Oui en effet, pourquoi les Africains continuent-ils d’accepter qu’on assassine  les meilleurs de leurs fils et filles, les meilleurs de leurs leaders ? A quand la révolte et la prise de conscience ? A quand le courage d’en finir avec l’esclavage ?

La suite de l’histoire, on la connaît. Bien conseillé par Houphouët, COMPAORE assassina ses deux complices LINGANI et ZONGO, il fut adoubé par la Françafrique et devint le sous-traitant régional de tous les complots de la Françafrique contre les patriotes africains. Il joua pleinement et correctement ce rôle, lors de la crise ivoirienne. Il est au pouvoir depuis 25 ans ! Personne ne s’inquiète de la longévité et des atteintes aux droits de l’homme du « rectificateur ».  

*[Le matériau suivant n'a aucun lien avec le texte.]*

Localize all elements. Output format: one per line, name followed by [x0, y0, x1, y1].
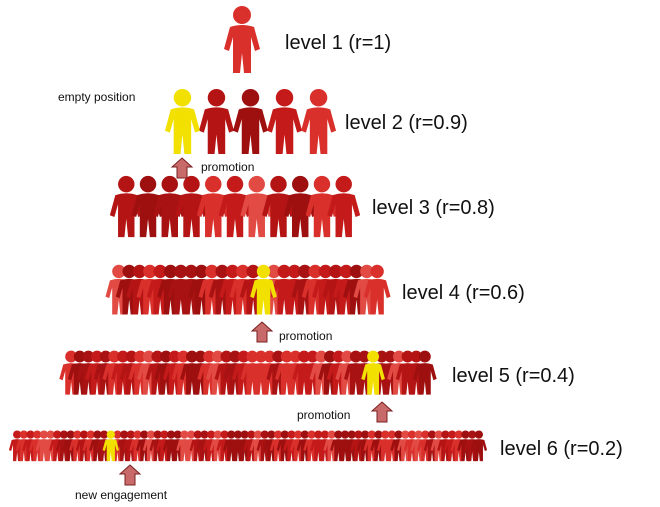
arrow: [370, 401, 394, 423]
level-label: level 5 (r=0.4): [452, 365, 575, 387]
level-label: level 1 (r=1): [285, 32, 391, 54]
level-label: level 2 (r=0.9): [345, 112, 468, 134]
people: [8, 6, 488, 462]
level-label: level 6 (r=0.2): [500, 438, 623, 460]
person: [301, 88, 337, 155]
arrow: [170, 157, 194, 179]
person: [164, 88, 200, 155]
annotation: promotion: [201, 160, 254, 174]
person: [327, 175, 361, 238]
person: [224, 6, 260, 73]
arrow: [250, 321, 274, 343]
arrow: [118, 464, 142, 486]
person: [267, 88, 303, 155]
level-label: level 3 (r=0.8): [372, 197, 495, 219]
person: [198, 88, 234, 155]
level-label: level 4 (r=0.6): [402, 282, 525, 304]
annotation: new engagement: [75, 488, 168, 502]
annotation: promotion: [279, 329, 332, 343]
arrows: [118, 157, 394, 486]
annotation: empty position: [58, 90, 135, 104]
person: [233, 88, 268, 155]
annotation: promotion: [297, 408, 350, 422]
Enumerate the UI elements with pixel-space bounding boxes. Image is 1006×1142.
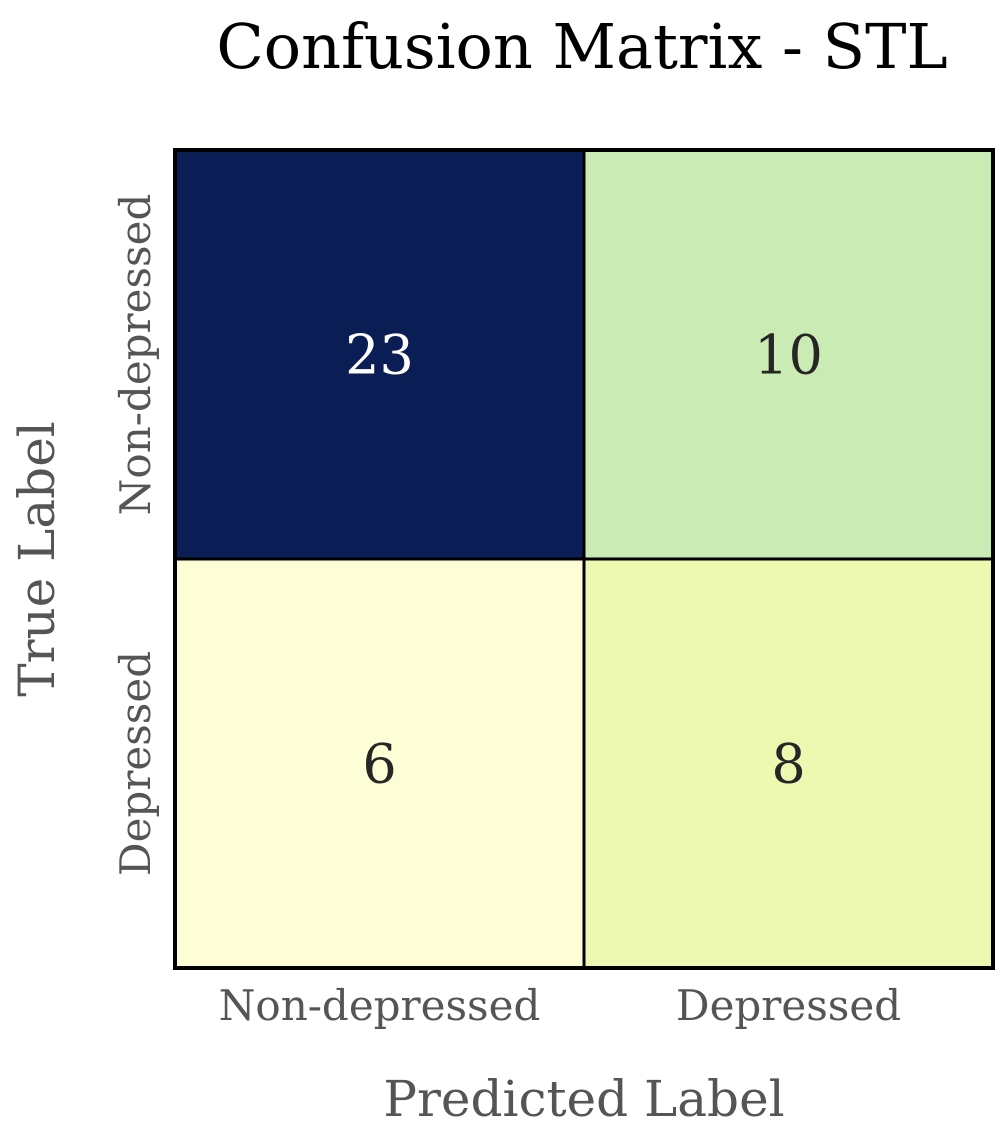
cell-value-r0-c0: 23 [345, 324, 414, 387]
x-tick-labels: Non-depressed Depressed [219, 981, 901, 1030]
heatmap-cell-values: 23 10 6 8 [345, 324, 823, 796]
x-tick-label: Non-depressed [219, 981, 541, 1030]
chart-title: Confusion Matrix - STL [216, 10, 947, 83]
cell-value-r0-c1: 10 [754, 324, 823, 387]
y-tick-label: Non-depressed [111, 194, 160, 516]
heatmap-cell-r0-c1 [582, 148, 995, 561]
heatmap-cell-r1-c0 [173, 557, 586, 970]
y-tick-labels: Non-depressed Depressed [111, 194, 160, 876]
x-tick-label: Depressed [676, 981, 901, 1030]
cell-value-r1-c1: 8 [771, 733, 805, 796]
y-tick-label: Depressed [111, 651, 160, 876]
heatmap-cell-r1-c1 [582, 557, 995, 970]
heatmap-cell-r0-c0 [173, 148, 586, 561]
heatmap-cells [173, 148, 995, 970]
y-axis-label: True Label [8, 421, 66, 697]
x-axis-label: Predicted Label [383, 1070, 784, 1128]
plot-frame [173, 148, 995, 970]
cell-value-r1-c0: 6 [362, 733, 396, 796]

Le 16 octobre 1987, RFI, la radio officielle du Ministère Français des Affaires Etrangères, annonça avec jubilation la mort de SANKARA et justifia son assassinat par le conflit qu’il avait entretenu dès le départ avec ses trois compagnons. L’expérience a tourné court, concluait RFI. La radio de la Françafrique ne fut pas la seule à jubiler. Aussi curieux que cela puisse paraître, deux dirigeants en exil de l’UPC combattante se félicitèrent de cet assassinat en prenant fait et cause pour l’assassin. Pour l’histoire, nous tenons à mentionner leurs noms : NGOUO WOUNGLY-MASSAGA et Siméon KUISSU. Le premier rejoignit en 1990 M. BIYA et se mit à combattre l’Opposition politique durant les années de résistance et de lutte pour la démocratie. Le second a rejoint en 1992 KODOCK BAYIHA avec qui il s’est brouillé, il est aujourd’hui le vice-président du parti de MILLA ASSOUTE.

Noël Isidore Thomas SANKARA, premier président du Faso, illustre fils d’Afrique, repose avec la vingtaine de combattants qui furent assassinés en même temps que lui, dans un anonyme cimetière non entretenu à l’extrémité sud de la grande et belle ville de Ouagadougou. Aucun monument n’est érigé en la mémoire du fondateur du Faso. Aucune rue, aucun édifice ne porte le nom SANKARA. Pourtant, 25 ans après son assassinat, les Africains, partout dans le continent noir, continuent de réclamer et de se réclamer de l’héritage de SANKARA. Même enfoui, un diamant continue de briller.